Arranmore RNLI responds to two calls in two days
Arranmore RNLI's all-weather class lifeboat was called to assist a rib (Rigid Inflatable Boat) on Sunday afternoon (6 June), which got into difficulty on rocks off Kincasslagh.
When the lifeboat arrived on scene, the Bunbeg Coast Guard boat had secured the casualty boat and brought it to safety. The lifeboat then returned to base under the charge of second coxswain, Frankie Bonner.
On Saturday (5 June) the lifeboat was involved in a medical evacuation from the island. The patient was transferred to a waiting ambulance at Burtonport.
Frankie Bonner, second coxswain of the Arranmore RNLI Lifeboat said: 'We are a 24 hour on call service and prepared at a minute’s notice to answer any call for assistance. Our call outs are many and varied, from providing medical assistance in transferring patients from the island to assisting boats and people in trouble within a 50 mile radius of our base in Arranmore.'
Frankie is the son of Francis Bonner who served as coxswain on the lifeboat for many years along with his three sons, Frankie, Seamus and Michael who are part of the volunteer crew at Arranmore RNLI.

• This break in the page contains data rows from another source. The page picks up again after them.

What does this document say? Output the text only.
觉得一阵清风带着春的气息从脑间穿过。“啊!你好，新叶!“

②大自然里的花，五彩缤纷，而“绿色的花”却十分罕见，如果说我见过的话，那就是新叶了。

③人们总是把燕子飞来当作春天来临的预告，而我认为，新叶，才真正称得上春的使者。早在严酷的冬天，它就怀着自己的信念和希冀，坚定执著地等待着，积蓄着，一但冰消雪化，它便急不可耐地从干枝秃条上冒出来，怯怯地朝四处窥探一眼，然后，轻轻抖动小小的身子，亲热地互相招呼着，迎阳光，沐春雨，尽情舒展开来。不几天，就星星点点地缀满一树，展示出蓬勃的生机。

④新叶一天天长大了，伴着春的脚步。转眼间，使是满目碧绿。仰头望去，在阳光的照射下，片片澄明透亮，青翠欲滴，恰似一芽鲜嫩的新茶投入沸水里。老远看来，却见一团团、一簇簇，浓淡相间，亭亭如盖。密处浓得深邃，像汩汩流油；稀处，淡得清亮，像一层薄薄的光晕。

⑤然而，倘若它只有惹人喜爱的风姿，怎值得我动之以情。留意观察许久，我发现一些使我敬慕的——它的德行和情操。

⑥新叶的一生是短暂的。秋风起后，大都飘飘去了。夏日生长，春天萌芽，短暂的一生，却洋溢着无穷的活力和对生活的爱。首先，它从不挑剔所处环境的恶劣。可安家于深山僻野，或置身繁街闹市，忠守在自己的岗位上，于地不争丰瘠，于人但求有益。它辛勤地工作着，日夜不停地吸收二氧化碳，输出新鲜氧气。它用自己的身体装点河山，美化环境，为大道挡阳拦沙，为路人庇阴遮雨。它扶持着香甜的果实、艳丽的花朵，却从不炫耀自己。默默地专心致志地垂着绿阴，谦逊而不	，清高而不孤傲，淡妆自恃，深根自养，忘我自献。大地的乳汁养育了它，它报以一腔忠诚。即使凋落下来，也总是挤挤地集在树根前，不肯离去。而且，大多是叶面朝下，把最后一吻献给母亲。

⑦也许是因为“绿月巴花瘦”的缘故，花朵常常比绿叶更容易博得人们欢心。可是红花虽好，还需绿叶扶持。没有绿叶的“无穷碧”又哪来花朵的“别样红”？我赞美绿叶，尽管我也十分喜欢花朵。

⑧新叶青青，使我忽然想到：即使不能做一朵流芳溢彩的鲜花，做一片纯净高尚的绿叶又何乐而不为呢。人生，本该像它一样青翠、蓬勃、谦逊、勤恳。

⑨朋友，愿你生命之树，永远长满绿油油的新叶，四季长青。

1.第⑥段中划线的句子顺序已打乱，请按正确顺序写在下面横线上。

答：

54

There is still a strong family tradition of voluntary service at Arranmore RNLI since the first lifeboat came to the island in 1883.
Key facts about the RNLI
The RNLI charity saves lives at sea. Its volunteers provide a 24-hour search and rescue service around the United Kingdom and Republic of Ireland coasts. The RNLI operates over 238 lifeboat stations in the UK and Ireland and, in a normal year, more than 240 lifeguard units on beaches around the UK and Channel Islands. The RNLI is independent of Coastguard and government and depends on voluntary donations and legacies to maintain its rescue service. Since the RNLI was founded in 1824, its lifeboat crews and lifeguards have saved over 142,700 lives.